If a green audit of Google's headquarters were conducted, the company would pass with flying colors. In addition to the environmentally friendly transportation option, the company has implemented waste, water-, and energy-reduction programs based on solar power; uses environmentally safe cleaning products; has advanced heating, ventilation, and air-conditioning systems that flush out 90% of indoor airborne impurities; and uses the air from the nearby San Francisco Bay for cooling.

While a public works department may not be able to offer its staff the same perks as Google, it can incorporate green operations into its facilities to operate with less impact on building occupants and the environment. The best way to begin the process is to conduct a green audit.

Defining The Process

A building consultant, architect, engineer, or Leadership in Energy and Environmental Design-accredited professional can conduct this audit. Cost typically is based on a per-building scale, with a basic audit starting at $1000.

A green audit studies the facility's overall impact on the environment. Among a host of other measures that help a facility run more efficiently, an auditor investigates: energy and water use, and where you can incorporate savings or implement alternative power sources; indoor air quality; recycling programs; source elimination; and waste-reduction measures.

Though still a relatively new concept in many parts of the world, green audits are becoming more common. “They're viewed as a justified expense because they contribute to a healthier working and learning environment for all building occupants,” says Mike Sawchuk, vice president and general manager of Enviro-Solutions, a Peterborough, Ontario-based manufacturer of cleaning chemicals. “They also help employers save money in reduced energy use, waste reduction, and lowered workman's compensation expenses and other insurance costs.”

The key goal of a green audit isn't just to protect building occupants' health and the environment, but to decrease operating overhead, which helps save taxpayers money. Solar panels, for instance, reduce energy consumption costs, cutting back on fossil fuel use and reliance on big energy providers.

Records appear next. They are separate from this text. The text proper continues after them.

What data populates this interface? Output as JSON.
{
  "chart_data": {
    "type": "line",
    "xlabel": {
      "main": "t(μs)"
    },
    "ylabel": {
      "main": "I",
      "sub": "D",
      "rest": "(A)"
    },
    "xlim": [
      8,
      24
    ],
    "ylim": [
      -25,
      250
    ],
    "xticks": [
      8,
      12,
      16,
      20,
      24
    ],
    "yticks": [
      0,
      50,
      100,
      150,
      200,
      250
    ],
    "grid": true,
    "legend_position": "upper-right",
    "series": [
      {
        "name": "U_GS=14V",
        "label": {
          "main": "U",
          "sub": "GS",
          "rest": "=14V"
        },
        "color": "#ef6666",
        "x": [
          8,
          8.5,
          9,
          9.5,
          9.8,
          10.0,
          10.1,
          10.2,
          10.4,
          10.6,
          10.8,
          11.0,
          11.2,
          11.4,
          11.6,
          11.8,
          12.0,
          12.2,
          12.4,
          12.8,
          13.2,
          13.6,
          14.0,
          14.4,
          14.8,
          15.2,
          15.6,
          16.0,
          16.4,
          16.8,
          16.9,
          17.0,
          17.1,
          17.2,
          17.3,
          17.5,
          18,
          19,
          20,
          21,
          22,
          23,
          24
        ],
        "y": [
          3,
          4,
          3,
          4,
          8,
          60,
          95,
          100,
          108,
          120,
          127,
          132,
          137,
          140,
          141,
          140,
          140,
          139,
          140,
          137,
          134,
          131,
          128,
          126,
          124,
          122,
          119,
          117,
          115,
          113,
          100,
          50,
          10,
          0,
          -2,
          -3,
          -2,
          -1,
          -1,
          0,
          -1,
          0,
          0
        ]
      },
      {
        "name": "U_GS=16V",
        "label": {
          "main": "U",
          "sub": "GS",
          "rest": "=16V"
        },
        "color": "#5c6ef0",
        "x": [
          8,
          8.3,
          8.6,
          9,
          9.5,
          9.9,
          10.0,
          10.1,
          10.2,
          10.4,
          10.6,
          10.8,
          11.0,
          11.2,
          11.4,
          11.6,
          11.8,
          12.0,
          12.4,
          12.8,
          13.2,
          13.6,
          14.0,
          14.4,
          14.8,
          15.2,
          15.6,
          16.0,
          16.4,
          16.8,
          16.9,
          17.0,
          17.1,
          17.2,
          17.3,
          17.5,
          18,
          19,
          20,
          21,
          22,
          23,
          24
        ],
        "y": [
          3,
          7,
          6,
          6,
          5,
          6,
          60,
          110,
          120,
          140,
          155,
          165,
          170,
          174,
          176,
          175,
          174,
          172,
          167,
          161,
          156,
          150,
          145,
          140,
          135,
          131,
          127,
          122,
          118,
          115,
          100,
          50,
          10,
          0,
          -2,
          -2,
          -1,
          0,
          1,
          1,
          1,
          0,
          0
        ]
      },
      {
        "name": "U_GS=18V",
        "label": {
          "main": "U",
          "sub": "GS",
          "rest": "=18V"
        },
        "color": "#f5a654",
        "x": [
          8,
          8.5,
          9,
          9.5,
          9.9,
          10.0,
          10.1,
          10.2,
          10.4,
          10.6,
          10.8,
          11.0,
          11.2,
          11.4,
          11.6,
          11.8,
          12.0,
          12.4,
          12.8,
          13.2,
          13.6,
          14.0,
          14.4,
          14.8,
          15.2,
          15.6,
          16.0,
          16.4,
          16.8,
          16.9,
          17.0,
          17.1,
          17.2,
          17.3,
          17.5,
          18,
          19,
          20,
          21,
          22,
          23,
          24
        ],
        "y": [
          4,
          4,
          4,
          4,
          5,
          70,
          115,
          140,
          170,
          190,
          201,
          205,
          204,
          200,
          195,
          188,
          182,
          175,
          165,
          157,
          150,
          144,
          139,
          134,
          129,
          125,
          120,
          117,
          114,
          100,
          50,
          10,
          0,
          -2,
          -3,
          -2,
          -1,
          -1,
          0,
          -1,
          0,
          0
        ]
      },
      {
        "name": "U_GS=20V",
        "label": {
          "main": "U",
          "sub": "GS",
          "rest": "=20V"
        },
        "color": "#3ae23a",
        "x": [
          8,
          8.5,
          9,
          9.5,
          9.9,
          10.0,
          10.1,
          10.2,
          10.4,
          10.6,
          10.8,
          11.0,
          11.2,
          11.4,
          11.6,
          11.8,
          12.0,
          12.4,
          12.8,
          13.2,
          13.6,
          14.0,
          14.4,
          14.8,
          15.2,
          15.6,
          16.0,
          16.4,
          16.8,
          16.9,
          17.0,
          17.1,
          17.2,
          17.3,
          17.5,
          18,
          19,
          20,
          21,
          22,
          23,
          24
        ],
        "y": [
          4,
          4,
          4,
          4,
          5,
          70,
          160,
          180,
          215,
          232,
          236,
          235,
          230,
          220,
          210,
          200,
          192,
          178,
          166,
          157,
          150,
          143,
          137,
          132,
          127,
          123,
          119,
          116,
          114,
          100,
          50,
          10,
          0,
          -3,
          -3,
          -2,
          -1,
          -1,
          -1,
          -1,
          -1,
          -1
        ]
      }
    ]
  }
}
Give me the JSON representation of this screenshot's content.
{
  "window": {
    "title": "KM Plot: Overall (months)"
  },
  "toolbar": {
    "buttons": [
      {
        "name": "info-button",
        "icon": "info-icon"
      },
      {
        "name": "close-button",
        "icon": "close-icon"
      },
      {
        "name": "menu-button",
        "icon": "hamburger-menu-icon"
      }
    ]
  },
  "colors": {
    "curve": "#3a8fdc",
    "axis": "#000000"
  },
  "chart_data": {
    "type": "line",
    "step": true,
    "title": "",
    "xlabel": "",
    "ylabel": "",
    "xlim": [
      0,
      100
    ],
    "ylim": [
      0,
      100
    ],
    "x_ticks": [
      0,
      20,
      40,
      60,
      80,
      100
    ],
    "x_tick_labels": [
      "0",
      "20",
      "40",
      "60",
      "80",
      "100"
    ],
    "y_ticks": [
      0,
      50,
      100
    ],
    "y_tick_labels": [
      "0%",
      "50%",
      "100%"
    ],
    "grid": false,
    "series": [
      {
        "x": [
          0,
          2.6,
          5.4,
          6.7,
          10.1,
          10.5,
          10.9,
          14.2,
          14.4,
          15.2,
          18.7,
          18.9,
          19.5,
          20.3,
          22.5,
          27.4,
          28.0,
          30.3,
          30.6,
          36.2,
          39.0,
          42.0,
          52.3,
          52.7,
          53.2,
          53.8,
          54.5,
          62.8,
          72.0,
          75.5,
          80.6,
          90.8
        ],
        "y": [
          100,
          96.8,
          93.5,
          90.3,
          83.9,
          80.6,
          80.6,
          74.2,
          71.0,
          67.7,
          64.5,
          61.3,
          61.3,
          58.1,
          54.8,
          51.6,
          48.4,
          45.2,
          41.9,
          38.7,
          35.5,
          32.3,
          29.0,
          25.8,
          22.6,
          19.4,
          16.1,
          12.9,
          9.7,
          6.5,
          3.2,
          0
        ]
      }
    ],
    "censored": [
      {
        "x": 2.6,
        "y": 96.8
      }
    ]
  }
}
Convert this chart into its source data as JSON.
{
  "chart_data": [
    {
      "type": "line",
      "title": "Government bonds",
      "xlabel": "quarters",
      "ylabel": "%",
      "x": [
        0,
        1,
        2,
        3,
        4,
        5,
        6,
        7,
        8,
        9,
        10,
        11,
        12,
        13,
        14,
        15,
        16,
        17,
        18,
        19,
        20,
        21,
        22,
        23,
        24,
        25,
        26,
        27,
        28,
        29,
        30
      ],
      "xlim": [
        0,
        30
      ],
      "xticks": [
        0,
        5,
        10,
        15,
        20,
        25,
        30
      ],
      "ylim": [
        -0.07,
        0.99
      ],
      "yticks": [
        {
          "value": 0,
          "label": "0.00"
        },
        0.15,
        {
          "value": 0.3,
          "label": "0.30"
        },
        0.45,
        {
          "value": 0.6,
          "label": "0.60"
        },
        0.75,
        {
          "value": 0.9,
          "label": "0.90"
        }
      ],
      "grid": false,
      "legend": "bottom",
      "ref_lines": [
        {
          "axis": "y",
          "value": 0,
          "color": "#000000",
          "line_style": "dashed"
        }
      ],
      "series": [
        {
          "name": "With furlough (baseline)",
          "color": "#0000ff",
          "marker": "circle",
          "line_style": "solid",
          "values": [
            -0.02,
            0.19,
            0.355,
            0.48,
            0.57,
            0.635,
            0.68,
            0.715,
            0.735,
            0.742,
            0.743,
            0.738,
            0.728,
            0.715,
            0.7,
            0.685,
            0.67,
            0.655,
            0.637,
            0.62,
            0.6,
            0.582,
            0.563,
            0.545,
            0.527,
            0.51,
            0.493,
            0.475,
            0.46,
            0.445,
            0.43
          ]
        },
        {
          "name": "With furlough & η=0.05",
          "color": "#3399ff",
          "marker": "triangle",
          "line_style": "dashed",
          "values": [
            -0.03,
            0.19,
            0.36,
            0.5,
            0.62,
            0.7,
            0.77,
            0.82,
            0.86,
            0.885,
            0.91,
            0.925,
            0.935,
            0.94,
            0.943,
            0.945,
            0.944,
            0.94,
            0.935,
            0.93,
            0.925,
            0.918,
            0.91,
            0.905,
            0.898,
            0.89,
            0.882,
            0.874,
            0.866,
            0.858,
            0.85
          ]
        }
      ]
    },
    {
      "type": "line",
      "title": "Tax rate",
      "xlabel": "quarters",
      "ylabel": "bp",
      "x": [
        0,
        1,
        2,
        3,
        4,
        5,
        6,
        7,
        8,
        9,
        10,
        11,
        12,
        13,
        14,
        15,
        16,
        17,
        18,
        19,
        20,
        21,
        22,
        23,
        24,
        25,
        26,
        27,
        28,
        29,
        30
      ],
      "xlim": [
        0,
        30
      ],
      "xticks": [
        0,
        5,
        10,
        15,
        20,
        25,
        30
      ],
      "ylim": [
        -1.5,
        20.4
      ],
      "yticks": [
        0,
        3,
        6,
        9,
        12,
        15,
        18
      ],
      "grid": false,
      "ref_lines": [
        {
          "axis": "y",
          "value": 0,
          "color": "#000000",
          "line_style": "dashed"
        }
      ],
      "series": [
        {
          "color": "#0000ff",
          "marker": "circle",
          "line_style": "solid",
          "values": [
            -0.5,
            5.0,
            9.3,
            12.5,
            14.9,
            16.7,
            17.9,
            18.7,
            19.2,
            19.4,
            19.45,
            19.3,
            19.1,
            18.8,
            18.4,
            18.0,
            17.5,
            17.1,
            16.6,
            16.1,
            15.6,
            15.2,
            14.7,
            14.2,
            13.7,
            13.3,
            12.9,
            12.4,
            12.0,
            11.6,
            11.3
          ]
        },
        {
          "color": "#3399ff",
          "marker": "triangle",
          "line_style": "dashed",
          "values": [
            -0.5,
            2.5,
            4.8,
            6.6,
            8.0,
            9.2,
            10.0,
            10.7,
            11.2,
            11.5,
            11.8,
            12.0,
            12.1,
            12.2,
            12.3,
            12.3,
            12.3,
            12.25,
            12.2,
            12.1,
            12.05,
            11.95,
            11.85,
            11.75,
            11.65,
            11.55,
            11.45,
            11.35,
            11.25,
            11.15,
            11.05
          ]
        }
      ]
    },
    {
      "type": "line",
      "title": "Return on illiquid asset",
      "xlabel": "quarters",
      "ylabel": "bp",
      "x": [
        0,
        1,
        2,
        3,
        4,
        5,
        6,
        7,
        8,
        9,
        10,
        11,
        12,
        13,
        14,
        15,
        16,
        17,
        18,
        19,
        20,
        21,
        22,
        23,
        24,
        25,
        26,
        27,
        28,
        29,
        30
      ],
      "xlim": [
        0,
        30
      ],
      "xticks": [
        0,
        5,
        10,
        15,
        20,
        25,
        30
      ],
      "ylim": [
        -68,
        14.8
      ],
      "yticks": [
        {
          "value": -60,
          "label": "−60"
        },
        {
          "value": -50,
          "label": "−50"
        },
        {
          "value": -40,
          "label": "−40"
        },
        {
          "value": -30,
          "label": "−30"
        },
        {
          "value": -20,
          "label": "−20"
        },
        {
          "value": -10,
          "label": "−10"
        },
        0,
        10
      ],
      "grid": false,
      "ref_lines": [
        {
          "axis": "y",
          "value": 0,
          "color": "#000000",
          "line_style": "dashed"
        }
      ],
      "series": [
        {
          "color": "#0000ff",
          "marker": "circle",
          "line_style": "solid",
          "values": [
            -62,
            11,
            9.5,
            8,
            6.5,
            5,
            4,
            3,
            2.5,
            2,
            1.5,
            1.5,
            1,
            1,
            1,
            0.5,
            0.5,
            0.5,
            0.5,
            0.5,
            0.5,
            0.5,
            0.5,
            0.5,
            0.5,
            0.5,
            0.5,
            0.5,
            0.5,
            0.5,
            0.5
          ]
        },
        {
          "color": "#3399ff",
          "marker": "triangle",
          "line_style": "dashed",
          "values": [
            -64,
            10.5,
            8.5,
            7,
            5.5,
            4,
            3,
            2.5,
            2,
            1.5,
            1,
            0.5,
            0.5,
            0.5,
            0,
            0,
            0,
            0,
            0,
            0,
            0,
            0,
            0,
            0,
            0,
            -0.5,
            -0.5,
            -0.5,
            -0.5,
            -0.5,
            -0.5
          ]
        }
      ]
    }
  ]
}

“A green audit also explores and, if necessary, encourages staff members to get involved with the ‘greening' of their facilities,” says Sawchuk. “Many of the best ideas on how to run a more environmentally friendly facility come from the bottom up, with staff members empowered to suggest ways for greening their own work areas. As collaborative and long-term efforts, the solutions can positively impact the environment, as well as cut expenses.”